Despite opposition from the German banking sector, Berlin now supports publicizing the results of 'stress tests' that aim to determine the health of banks. The move could lead to an EU-wide disclosure policy.
Bankers in Frankfurt say transparency is overrated
In a U-turn, the German government has gotten behind a plan to make public the results of "stress tests" designed to rate the health of individual German banks and, it is hoped, help calm financial markets left jittery by the fragile state of the European economy and its ongoing debt problems.

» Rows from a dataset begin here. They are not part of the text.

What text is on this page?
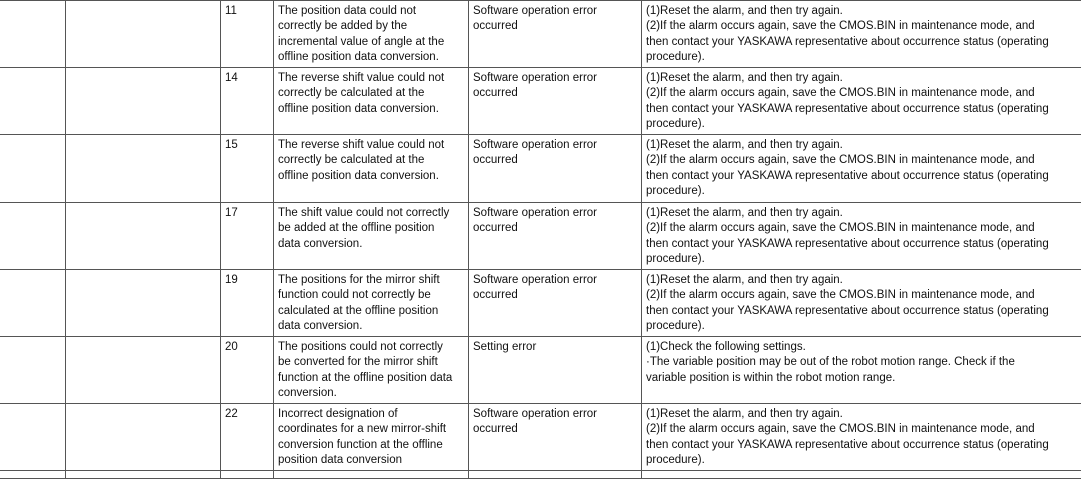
		11	The position data could not
correctly be added by the
incremental value of angle at the
offline position data conversion.	Software operation error
occurred	(1)Reset the alarm, and then try again.
(2)If the alarm occurs again, save the CMOS.BIN in maintenance mode, and
then contact your YASKAWA representative about occurrence status (operating
procedure).

		14	The reverse shift value could not
correctly be calculated at the
offline position data conversion.	Software operation error
occurred	(1)Reset the alarm, and then try again.
(2)If the alarm occurs again, save the CMOS.BIN in maintenance mode, and
then contact your YASKAWA representative about occurrence status (operating
procedure).

		15	The reverse shift value could not
correctly be calculated at the
offline position data conversion.	Software operation error
occurred	(1)Reset the alarm, and then try again.
(2)If the alarm occurs again, save the CMOS.BIN in maintenance mode, and
then contact your YASKAWA representative about occurrence status (operating
procedure).

		17	The shift value could not correctly
be added at the offline position
data conversion.	Software operation error
occurred	(1)Reset the alarm, and then try again.
(2)If the alarm occurs again, save the CMOS.BIN in maintenance mode, and
then contact your YASKAWA representative about occurrence status (operating
procedure).

		19	The positions for the mirror shift
function could not correctly be
calculated at the offline position
data conversion.	Software operation error
occurred	(1)Reset the alarm, and then try again.
(2)If the alarm occurs again, save the CMOS.BIN in maintenance mode, and
then contact your YASKAWA representative about occurrence status (operating
procedure).

		20	The positions could not correctly
be converted for the mirror shift
function at the offline position data
conversion.	Setting error	(1)Check the following settings.
·The variable position may be out of the robot motion range. Check if the
variable position is within the robot motion range.

		22	Incorrect designation of
coordinates for a new mirror-shift
conversion function at the offline
position data conversion	Software operation error
occurred	(1)Reset the alarm, and then try again.
(2)If the alarm occurs again, save the CMOS.BIN in maintenance mode, and
then contact your YASKAWA representative about occurrence status (operating
procedure).
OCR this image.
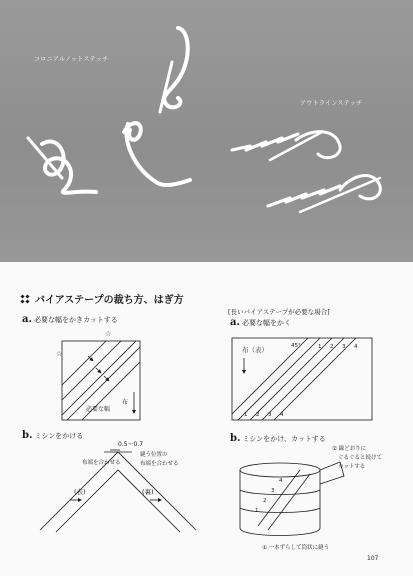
コロニアルノットステッチ
アウトラインステッチ
バイアステープの裁ち方、はぎ方
[長いバイアステープが必要な場合]
a. 必要な幅をかきカットする	a. 必要な幅をかく
b. ミシンをかける	b. ミシンをかけ、カットする
☆
☆
必要な幅
布
0.5〜0.7
布端を合わせる
縫う位置の
布端を合わせる
(表)	(裏)
布（表）	45°	1 2 3 4
1 2 3 4
1
2
3
4
② 線どおりに
ぐるぐると続けて
カットする
① 一本ずらして筒状に縫う
107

The Financial Times Deutschland reported that the German government has told its European partners and members of the G7 group of nations that it is now "in principle in favor" of publication in the hope that more transparency would have a stabilizing effect on the markets and stop speculative attacks on bank shares.

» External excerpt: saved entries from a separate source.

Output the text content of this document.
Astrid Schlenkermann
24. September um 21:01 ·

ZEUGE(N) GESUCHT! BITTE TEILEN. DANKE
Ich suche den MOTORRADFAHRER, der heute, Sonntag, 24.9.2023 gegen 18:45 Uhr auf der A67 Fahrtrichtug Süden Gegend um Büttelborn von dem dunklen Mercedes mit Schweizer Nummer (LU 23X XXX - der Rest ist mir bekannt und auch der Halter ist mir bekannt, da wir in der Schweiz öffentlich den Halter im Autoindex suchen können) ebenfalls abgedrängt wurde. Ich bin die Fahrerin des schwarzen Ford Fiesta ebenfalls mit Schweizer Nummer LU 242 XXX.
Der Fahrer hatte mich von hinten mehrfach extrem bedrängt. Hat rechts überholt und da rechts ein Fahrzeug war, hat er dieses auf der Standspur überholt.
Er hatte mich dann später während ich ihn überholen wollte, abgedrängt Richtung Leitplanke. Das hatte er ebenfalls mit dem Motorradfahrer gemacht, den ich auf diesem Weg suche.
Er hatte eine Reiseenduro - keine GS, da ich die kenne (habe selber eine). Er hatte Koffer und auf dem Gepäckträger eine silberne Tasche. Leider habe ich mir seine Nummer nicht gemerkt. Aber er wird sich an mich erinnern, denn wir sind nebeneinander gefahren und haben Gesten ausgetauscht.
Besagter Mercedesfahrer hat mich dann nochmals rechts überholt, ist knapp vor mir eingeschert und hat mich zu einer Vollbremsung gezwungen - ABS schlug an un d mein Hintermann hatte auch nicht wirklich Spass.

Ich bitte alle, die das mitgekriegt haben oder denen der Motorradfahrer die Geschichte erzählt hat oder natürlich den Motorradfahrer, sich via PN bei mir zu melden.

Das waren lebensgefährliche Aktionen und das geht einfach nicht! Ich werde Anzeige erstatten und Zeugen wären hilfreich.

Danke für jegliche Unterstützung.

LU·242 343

"There is a good deal of anxiety in the markets right now and I think the stress tests could provide additional information about what is coming toward us regarding the banking sector," Juergen Matthes, an analyst at the Cologne Institute for Economic Research, told Deutsche Welle.
Spain leads the way
German joins Spain, which earlier this week called for the publication of stress test results, since it is especially concerned about market perceptions of its economic health. Spain's 45 regional savings banks, the "cajas," have been highly exposed to bad debts following the collapse of the nation's property and construction sectors. There are widespread fears that Spain could be going the way of Greece and need a massive EU bailout.
Spain's central bank "plans to make public the results of these stress tests so that the market understands the situation perfectly," Bank of Spain governor Miguel Fernandez Ordonez said on Wednesday.
The European bloc's national regulators have been carrying out tests on some 25 banks since March to determine their ability to withstand liquidity problems. But controversy has arisen ohow the test results should be made public.
Individual or group results?
Spain's 'Caja' banks have been hit hard by the property busts in the country
The main bone of contention is whether or not to publicize the results for individual banks or to do so on a broader basis, as was done last year when 22 banks underwent stress tests. The tests looked at how the banks would respond to a sharp economic contraction and the results, which were released in limited form for the entire group, suggested none would be at risk.
German banks have thus far been strongly opposed to releasing results on individual institutions, saying doing so could lead to an incorrect reading of the data and cause even more market anxiety.
"In these stress tests, extreme situations are simulated that are actually very unlikely in the real world and the danger for misinterpretation is high," a spokesman for the German Banking Association told Deutsche Welle.
"So in light of the very fragile state of the markets, we don't think it makes sense," he said.
Under German law, banks would have to approve any public use of their data.
The German government's previous resistance to publicizing the results had raised suspicions that it might not like what they would show. Others have wondered why German banks continue to dig in their heels, worried that insisting on a lack of transparency could lead to mistrust.
Now that Berlin is on the same page as Spain, observers say a move toward an EU-wide disclosure policy is possible, and will be high on the agenda at the EU summit today in Brussels, where leaders will be seeking to show financial markets that the European Union has a handle on the euro debt crisis.
"If Germany supports Spain in its push, the debate in the EU gets a special dynamic which makes publication more likely," a European banking source told Reuters.
France has said it has no objection to publishing the results. The country's central bank governor Christian Noyer said on Thursday that he favored "the publication of the stress tests in Europe broken down by country and by bank."
But taking the banking sector's perspective, analyst Juergen Matthes said he could imagine cases where releasing additional information on an institutions' financial health could reveal facts that, superficially, look critical, but might not be as serious as they appear on closer inspection.
"The question really is how good is the analytical capacity of the financial markets," Matthes said. "You could pose some big question marks there indeed."